Jorge Videla victime du Plan Condor

Le général argentin Jorge Rafael Videla est le premier dictateur latino-américain poursuivi devant les tribunaux pour sa participation au Plan Condor, réseau militaire constitué en 1975 pour éliminer l'opposition de gauche dans le Cône sud. Il a été inculpé et placé en détention préventive mardi 10 juillet et encourt une peine de 5 à 20 ans de prison.
La décision, prise par le juge argentin Rodolfo Canicoba Corral, de poursuivre l'ancien dictateur argentin, Jorge Rafael Videla, fait suite à une plainte déposée en novembre 1999 contre seize militaires sud-américains membres du Plan Condor. Parmi eux figurent l'ancien putschiste argentin, le chilien Augusto Pinochet ainsi que le paraguayen Alfredo Stroessner.

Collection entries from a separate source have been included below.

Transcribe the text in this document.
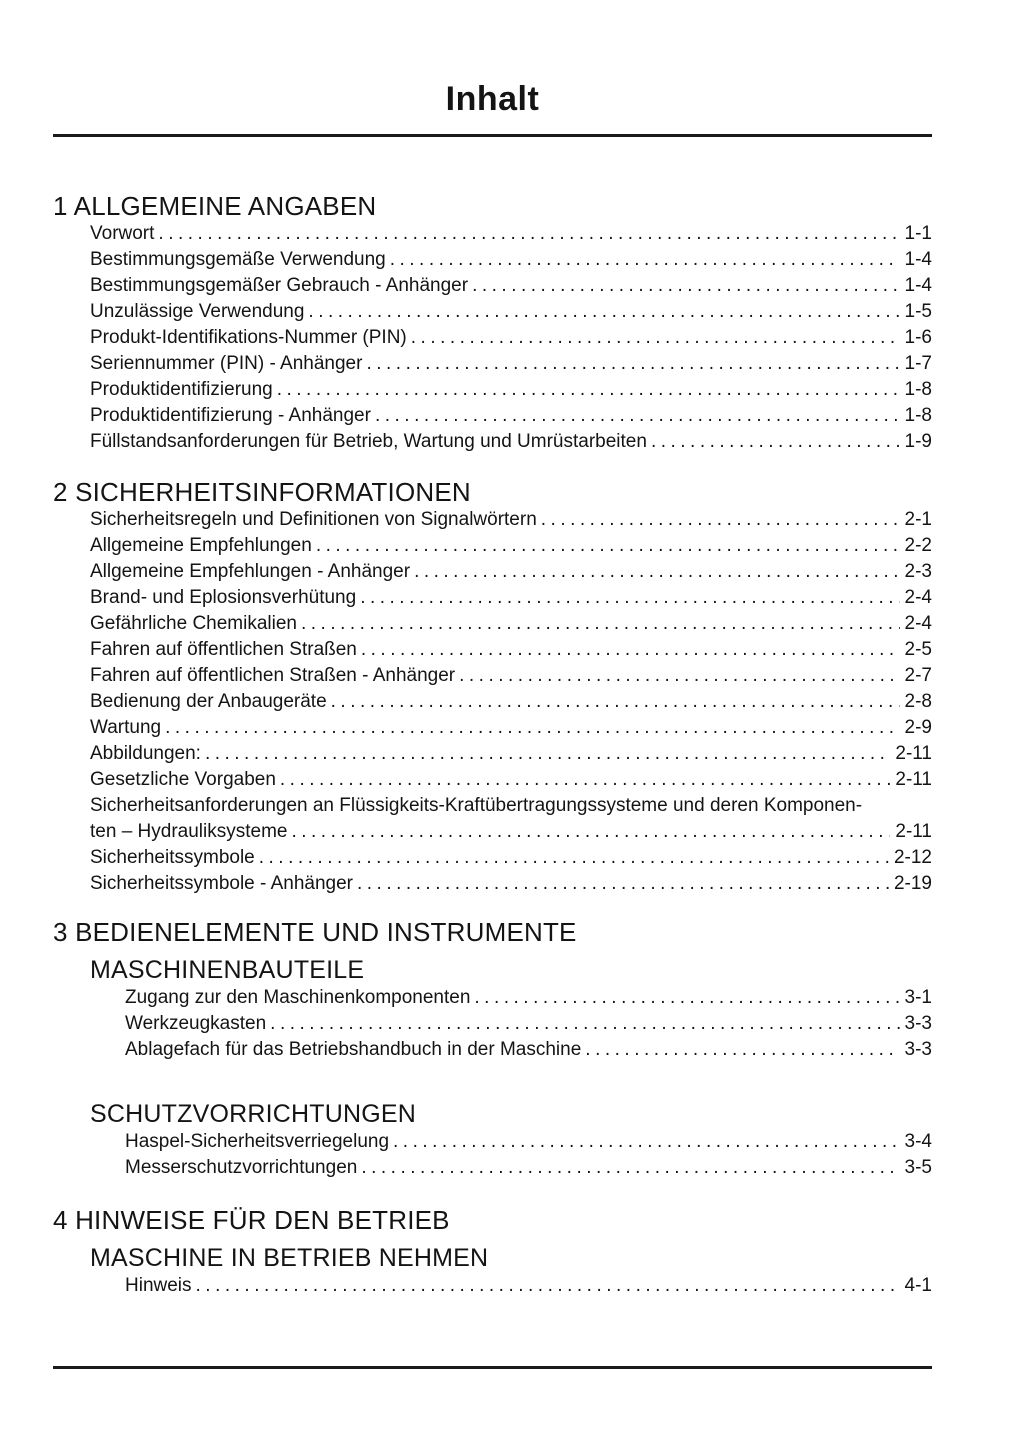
Inhalt
1 ALLGEMEINE ANGABEN
Vorwort .....	1-1
Bestimmungsgemäße Verwendung .....	1-4
Bestimmungsgemäßer Gebrauch - Anhänger .....	1-4
Unzulässige Verwendung .....	1-5
Produkt-Identifikations-Nummer (PIN) .....	1-6
Seriennummer (PIN) - Anhänger .....	1-7
Produktidentifizierung .....	1-8
Produktidentifizierung - Anhänger .....	1-8
Füllstandsanforderungen für Betrieb, Wartung und Umrüstarbeiten .....	1-9
2 SICHERHEITSINFORMATIONEN
Sicherheitsregeln und Definitionen von Signalwörtern .....	2-1
Allgemeine Empfehlungen .....	2-2
Allgemeine Empfehlungen - Anhänger .....	2-3
Brand- und Eplosionsverhütung .....	2-4
Gefährliche Chemikalien .....	2-4
Fahren auf öffentlichen Straßen .....	2-5
Fahren auf öffentlichen Straßen - Anhänger .....	2-7
Bedienung der Anbaugeräte .....	2-8
Wartung .....	2-9
Abbildungen: .....	2-11
Gesetzliche Vorgaben .....	2-11
Sicherheitsanforderungen an Flüssigkeits-Kraftübertragungssysteme und deren Komponen-
ten – Hydrauliksysteme .....	2-11
Sicherheitssymbole .....	2-12
Sicherheitssymbole - Anhänger .....	2-19
3 BEDIENELEMENTE UND INSTRUMENTE
MASCHINENBAUTEILE
Zugang zur den Maschinenkomponenten .....	3-1
Werkzeugkasten .....	3-3
Ablagefach für das Betriebshandbuch in der Maschine .....	3-3
SCHUTZVORRICHTUNGEN
Haspel-Sicherheitsverriegelung .....	3-4
Messerschutzvorrichtungen .....	3-5
4 HINWEISE FÜR DEN BETRIEB
MASCHINE IN BETRIEB NEHMEN
Hinweis .....	4-1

Lancé en 1975 à Santiago du Chili, le Plan Condor a instauré un étroit réseau d'entraide et de coopération des dictatures pour traquer, enlever, torturer et éliminer leurs opposants de gauche en Amérique Latine. Les juntes latino-américaines du Chili, d'Argentine, d'Uruguay, du Paraguay, du Brésil et de la Bolivie ont participé à cette alliance des années 70 aux années 80. La découverte par un avocat paraguayen, en 1992, des archives du Plan Condor à Asunci=n a permis de reconstituer l'histoire de cette sinistre organisation. Ces «archives de la terreur» (cinq tonnes) font l'objet d'analyses minutieuses de la part de juges, d'avocats et d'organisations de défense des droits de l'Homme. Certaines de ces archives ont d'ores et déjà permis au juge espagnol Baltazar Garzon d'étayer son dossier pour obtenir l'arrestation à Londres, en octobre 1998, du général chilien Augusto Pinochet. De nombreuses enquêtes sur les milliers de disparitions déclarées en Amérique Latine sont en cours d'instruction.

Poursuivi jusqu'en Europe

Nommé chef de l'armée en 1975, Jorge Rafael Videla a renversé la présidente argentine Isabel Peron le 24 mars 1976, ouvrant une période de dictature militaire qui allait durer jusqu'à 1983 et faire, selon les organisations humanitaires 30 000 morts et 900 000 disparus dans le pays. L'arrestation de Jorge Rafael Videla a fait l'objet de nombreux rebondissements. Condamné en 1985 par un tribunal civil à réclusion à perpétuité pour «homicides aggravés, arrestations illégales, tortures et vols», il a bénéficié des lois d'amnistie dites «Point Final» et «Obéissance due», à l'instar de l'ensemble des militaires et policiers, qui avaient été votées en 1986 et 1987 sous le régime du président Raul Alfonsin. En 1990, l'ancien dictateur, de nouveau poursuivi, a profité du pardon de l'ancien président Carlos Menem. L'ancien dictateur a ensuite été maintenu en résidence surveillée grâce à une loi sur les détenus âgés de plus de 70 ans après une nouvelle arrestation le 9 juin 1998.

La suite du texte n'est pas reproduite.